Using special sensors and a custom software, the Caltech engineers basically created a camera design that replicates the same light-capturing effect of lenses of digital cameras, PC Mag reports. It’s basically a smaller version of something called a phased array, which radar and wireless antennae technology employed. In the university newsroom piece, Ali Hajimiri, a professor of electrical engineering at Caltech explained how the system works.
"We've created a single thin layer of integrated silicon photonics that emulates the lens and sensor of a digital camera, reducing the thickness and cost of digital cameras,” Prof. Hajimiri said. “It can mimic a regular lens, but can switch from a fish-eye to a telephoto lens instantaneously—with just a simple adjustment in the way the array receives light."
On that note, this camera technology is no guarantee of adoption. What customers want from their smartphone cameras is clarity and quality, more than anything else.
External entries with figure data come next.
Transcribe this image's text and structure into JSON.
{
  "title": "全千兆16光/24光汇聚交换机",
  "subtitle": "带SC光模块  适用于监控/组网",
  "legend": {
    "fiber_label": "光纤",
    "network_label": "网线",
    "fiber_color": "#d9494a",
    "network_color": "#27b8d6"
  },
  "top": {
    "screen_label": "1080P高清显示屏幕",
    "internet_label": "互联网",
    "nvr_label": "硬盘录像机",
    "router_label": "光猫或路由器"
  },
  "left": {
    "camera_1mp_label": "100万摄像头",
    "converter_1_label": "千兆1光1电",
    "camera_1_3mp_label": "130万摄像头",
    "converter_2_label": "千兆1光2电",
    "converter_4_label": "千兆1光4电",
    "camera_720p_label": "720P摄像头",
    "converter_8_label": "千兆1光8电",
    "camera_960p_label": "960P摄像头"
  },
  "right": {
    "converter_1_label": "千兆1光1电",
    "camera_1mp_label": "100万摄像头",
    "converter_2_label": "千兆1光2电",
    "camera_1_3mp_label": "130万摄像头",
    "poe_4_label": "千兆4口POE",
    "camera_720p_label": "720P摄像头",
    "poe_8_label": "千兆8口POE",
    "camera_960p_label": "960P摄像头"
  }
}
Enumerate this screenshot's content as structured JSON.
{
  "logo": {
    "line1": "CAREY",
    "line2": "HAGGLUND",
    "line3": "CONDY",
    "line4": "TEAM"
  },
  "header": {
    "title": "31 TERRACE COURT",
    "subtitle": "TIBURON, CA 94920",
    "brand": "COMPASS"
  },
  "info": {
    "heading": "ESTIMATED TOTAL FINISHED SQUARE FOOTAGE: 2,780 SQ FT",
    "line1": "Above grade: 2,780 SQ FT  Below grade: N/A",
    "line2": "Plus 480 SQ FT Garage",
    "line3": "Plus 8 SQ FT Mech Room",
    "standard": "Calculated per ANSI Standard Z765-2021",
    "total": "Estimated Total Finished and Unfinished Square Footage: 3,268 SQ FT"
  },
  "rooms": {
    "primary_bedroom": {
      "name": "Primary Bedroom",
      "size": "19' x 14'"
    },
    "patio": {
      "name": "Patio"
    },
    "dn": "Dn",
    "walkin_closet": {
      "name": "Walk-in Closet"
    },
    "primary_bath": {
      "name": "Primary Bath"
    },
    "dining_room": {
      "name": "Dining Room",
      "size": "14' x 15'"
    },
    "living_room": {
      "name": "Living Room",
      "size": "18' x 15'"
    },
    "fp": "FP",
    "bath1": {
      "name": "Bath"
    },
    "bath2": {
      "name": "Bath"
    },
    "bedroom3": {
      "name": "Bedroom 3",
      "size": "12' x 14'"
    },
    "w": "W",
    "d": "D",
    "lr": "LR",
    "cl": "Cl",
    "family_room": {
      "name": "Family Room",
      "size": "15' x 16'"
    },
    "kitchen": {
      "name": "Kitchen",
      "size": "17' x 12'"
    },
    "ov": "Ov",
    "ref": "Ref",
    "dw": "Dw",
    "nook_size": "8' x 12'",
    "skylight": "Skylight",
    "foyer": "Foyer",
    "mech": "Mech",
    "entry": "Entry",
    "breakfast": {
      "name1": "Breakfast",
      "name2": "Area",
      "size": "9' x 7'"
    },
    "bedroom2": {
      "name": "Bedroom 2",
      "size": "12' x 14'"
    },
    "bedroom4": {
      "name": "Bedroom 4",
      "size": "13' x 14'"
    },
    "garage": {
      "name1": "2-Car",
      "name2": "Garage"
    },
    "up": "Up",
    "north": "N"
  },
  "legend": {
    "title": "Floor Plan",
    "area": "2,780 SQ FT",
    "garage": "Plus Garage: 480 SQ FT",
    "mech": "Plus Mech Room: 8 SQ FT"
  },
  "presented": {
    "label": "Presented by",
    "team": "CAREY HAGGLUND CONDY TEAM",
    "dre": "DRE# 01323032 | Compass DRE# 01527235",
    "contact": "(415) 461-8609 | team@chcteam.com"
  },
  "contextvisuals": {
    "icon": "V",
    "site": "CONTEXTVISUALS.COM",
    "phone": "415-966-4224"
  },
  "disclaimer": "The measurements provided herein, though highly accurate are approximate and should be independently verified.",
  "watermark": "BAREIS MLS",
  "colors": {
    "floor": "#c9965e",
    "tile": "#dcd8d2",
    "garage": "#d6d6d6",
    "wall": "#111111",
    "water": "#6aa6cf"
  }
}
If the lens-less camera that Caltech engineers created is unable to provide the crisp images that today’s iPhone and Samsung Galaxy can capture, it will be of no use to Apple or any other company.
According to the researchers, this is exactly what they are planning to do for the next phase of the project, CNET reports. By improving the resolution of the images that the ultrathin camera can capture, there might be a place for it in the manufacturing process of the smartphones of the future.